Née à Paris dans une famille bourgeoise du XVIIème arrondissement, fiancée à Léon Roger-Marx, qui meurt au Chemin des Dames, elle entre en 1917 à l’école du comité des Dames de l’Union centrale des arts décoratifs (UCAD) où elle se forme à la reliure. Remarquée dès les années 20, elle consacrera sa vie à sa carrière artistique, de la reliure à la décoration. Membre de l'Union des artistes modernes (UAM), elle est présente dans de nombreuses expositions, y compris aux expositions universelles à partir de 1925. Répondant à des commandes de mécènes (David David-Weill, Lucien Bonn ou Albert Malle), de bibliophiles et collectionneurs (Jacques Doucet, qui devint son protecteur, Mme Solvay, avec qui elle entretint une correspondance abondante), ou encore d’institutions (la bibliothèque nationale entre autres), Rose Adler n’a eu de cesse de renouveler ses méthodes et ses recherches plastiques.

 

De par sa vocation régionale, la BFM de Limoges conserve des fonds relatifs au Limousin et à ses auteurs, dont fait partie Jean Giraudoux. Outre l’intégralité de ses écrits, ceux de ses biographes et chercheurs giralduciens, la Bibliothèque francophone multimédia de Limoges avait déjà acquis le manuscrit autographe de La Guerre de Troie n’aura pas lieu, relié par Jeanne Lefranc à la demande de l’auteur.
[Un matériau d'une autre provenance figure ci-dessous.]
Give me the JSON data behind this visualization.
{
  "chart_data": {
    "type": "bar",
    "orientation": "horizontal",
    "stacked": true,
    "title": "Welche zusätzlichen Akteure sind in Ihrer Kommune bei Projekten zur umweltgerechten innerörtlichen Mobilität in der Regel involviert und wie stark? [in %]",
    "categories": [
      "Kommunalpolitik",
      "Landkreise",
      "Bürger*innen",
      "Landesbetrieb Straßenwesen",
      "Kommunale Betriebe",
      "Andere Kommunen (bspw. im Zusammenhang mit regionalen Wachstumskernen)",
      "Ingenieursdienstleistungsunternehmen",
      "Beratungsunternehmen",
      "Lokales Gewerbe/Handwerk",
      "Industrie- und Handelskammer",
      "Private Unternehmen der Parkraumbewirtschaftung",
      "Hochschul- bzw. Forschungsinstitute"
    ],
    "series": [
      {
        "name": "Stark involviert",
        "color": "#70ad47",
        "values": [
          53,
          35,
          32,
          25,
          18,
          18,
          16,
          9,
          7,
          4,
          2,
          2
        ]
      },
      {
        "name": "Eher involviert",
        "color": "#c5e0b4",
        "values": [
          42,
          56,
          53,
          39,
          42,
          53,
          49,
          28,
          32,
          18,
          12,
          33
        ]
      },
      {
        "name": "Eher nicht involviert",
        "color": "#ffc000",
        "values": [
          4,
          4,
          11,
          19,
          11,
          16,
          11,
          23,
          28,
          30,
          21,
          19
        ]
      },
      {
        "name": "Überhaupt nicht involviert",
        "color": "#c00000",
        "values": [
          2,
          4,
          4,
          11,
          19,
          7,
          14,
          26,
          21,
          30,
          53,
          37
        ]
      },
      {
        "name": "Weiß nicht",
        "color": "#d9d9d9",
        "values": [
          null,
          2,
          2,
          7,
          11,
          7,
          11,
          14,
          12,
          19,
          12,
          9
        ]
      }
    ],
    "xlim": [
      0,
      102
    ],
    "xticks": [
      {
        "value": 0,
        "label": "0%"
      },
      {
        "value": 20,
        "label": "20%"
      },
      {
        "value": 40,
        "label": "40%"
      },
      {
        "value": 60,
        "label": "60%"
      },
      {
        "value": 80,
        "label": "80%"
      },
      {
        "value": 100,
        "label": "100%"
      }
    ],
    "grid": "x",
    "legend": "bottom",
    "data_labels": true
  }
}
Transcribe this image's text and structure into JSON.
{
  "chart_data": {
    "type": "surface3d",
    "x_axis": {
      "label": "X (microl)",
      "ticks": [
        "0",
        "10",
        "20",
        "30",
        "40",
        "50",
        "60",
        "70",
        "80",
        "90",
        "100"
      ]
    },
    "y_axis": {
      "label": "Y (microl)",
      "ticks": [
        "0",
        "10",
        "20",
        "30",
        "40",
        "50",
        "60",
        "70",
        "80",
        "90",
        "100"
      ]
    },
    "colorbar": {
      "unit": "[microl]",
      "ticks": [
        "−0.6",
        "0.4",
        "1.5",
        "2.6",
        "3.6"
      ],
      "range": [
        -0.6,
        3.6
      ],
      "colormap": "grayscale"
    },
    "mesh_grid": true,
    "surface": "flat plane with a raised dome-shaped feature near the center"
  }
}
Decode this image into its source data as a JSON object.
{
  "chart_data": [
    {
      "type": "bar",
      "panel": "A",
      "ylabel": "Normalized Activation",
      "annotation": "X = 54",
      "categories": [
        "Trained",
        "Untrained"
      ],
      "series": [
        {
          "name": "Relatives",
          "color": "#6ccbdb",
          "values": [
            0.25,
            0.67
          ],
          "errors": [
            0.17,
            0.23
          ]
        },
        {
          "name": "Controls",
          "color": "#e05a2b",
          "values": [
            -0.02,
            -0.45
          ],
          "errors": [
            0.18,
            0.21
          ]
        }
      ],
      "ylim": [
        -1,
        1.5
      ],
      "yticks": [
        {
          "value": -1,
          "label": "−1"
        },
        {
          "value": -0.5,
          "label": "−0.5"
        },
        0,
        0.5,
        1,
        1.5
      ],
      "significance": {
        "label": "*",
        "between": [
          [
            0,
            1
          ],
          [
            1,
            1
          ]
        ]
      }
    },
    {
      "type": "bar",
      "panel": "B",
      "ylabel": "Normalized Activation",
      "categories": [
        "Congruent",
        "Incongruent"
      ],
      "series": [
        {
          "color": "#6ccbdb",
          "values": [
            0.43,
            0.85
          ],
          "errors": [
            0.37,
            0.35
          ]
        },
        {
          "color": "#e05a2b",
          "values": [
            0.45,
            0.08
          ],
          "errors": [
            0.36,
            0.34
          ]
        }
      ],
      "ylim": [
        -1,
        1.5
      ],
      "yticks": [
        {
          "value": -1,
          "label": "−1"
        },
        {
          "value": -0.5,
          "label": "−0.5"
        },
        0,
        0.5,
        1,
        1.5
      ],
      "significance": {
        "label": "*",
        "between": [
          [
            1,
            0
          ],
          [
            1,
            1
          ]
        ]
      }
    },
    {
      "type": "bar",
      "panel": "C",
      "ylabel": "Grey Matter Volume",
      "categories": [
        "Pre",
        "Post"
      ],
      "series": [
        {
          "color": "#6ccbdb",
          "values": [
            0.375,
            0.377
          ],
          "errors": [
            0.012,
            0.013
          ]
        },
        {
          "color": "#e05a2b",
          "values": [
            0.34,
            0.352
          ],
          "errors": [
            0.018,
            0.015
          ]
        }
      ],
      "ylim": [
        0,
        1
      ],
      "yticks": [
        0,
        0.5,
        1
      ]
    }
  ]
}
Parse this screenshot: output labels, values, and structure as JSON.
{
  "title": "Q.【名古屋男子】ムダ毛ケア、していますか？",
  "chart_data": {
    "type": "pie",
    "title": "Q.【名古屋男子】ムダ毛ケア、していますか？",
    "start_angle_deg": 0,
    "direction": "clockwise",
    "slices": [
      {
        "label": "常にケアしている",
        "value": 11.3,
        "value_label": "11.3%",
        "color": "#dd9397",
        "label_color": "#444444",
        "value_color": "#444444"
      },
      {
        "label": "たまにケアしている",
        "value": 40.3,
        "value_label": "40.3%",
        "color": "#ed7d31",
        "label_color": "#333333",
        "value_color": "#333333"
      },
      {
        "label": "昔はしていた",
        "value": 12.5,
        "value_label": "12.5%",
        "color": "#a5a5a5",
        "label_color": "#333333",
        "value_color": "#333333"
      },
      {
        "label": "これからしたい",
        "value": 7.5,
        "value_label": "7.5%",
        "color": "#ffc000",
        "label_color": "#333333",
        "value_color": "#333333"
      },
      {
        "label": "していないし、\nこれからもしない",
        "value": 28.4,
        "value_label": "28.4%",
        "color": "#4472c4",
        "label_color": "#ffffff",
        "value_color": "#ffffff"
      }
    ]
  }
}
En 2020, cette nouvelle acquisition complète le fonds Jean Giraudoux et la collection de reliures d’arts. Acquis en vente publique en juin 2020, ce manuscrit a bénéficié d’une aide financière du ministère de la Culture.

 

En savoir plus sur Jean Giraudoux :
  • La plupart des manuscrits et des archives littéraires de Jean Giraudoux sont conservés au département des manuscrits de la Bibliothèque nationale de France, qui possède également des fonds liés à cet auteur.
  • L’Académie Giraudoux, créée en 2012, regroupe deux associations : la Société Internationale des Etudes Giralduciennes (SIEG), fondée en 1990 à l’initiative de Jacques Body, et qui avait pour but de rassembler les universitaires et chercheurs, français et étrangers, soucieux de contribuer activement au développement et à la diffusion des travaux sur Jean Giraudoux, son œuvre et son temps et les Amis de Jean Giraudoux : association créée en 1971, qui regroupait toutes les personnes s’intéressant à Jean Giraudoux. Son rôle était de diffuser l’information sur les événements en rapport avec l’auteur, qu’ils se déroulent en France ou à l’étranger.
  • Les Cahiers Jean Giraudoux sont consultables à la BFM de Limoges (pôle Limousin Patrimoine) ainsi que l’ensemble de l’œuvre de Jean Giraudoux et les ouvrages critiques.

 

En savoir plus sur Rose Adler :
  • Les reliures de Rose Adler ont été étudiées récemment dans une thèse d’Ecole des Chartes.
  • Les archives de Rose Adler sont, quant à elles, entrées en 1945 puis 1959 à la Bibliothèque littéraire Jacques Doucet par don et legs.
  • ADLER, Rose, Journal, 1927-1959, édition établie par Hélène Leroy, avant-propos de François Chapon, Editions des Cendres, Paris, 2014
  • ADLER, Rose, Reliures, Paris, Editions d’art Charles Moreau, coll. « L’art International d’aujourd’hui », n°17, 1930

 

Succession des ventes de ce manuscrit :
  • Bergé (Pierre) & Associés, Pierre Berès, 80 ans de passion : 4e vente, le cabinet des livres [vente, Paris, Drouot Richelieu, salles 5 et 6, 20 juin 2006], Paris, J.-B. de Proyart, 2006, 348 p., n° 157.
  • Bergé (Pierre) & Associés, Pierre Berès, 80 ans de passion : 6e vente, fonds de la librairie Pierre Berès, des incunables à nos jours, 4ème partie [vente, Paris, Drouot Richelieu, salle 9, 17 et 18 décembre 2007], Paris, J.-B. de Proyart, 2007, 373 p., n° 468.
  • Durand-Gallet (Stéphanie), « Au fil des ventes », dans Art et métiers du livre, juin-juillet 2006, n° 254, p. 82-84, p. 83.
  • Vente Les collections Aristophil – les années 1920-1930, 19 juin 2020, lot 80.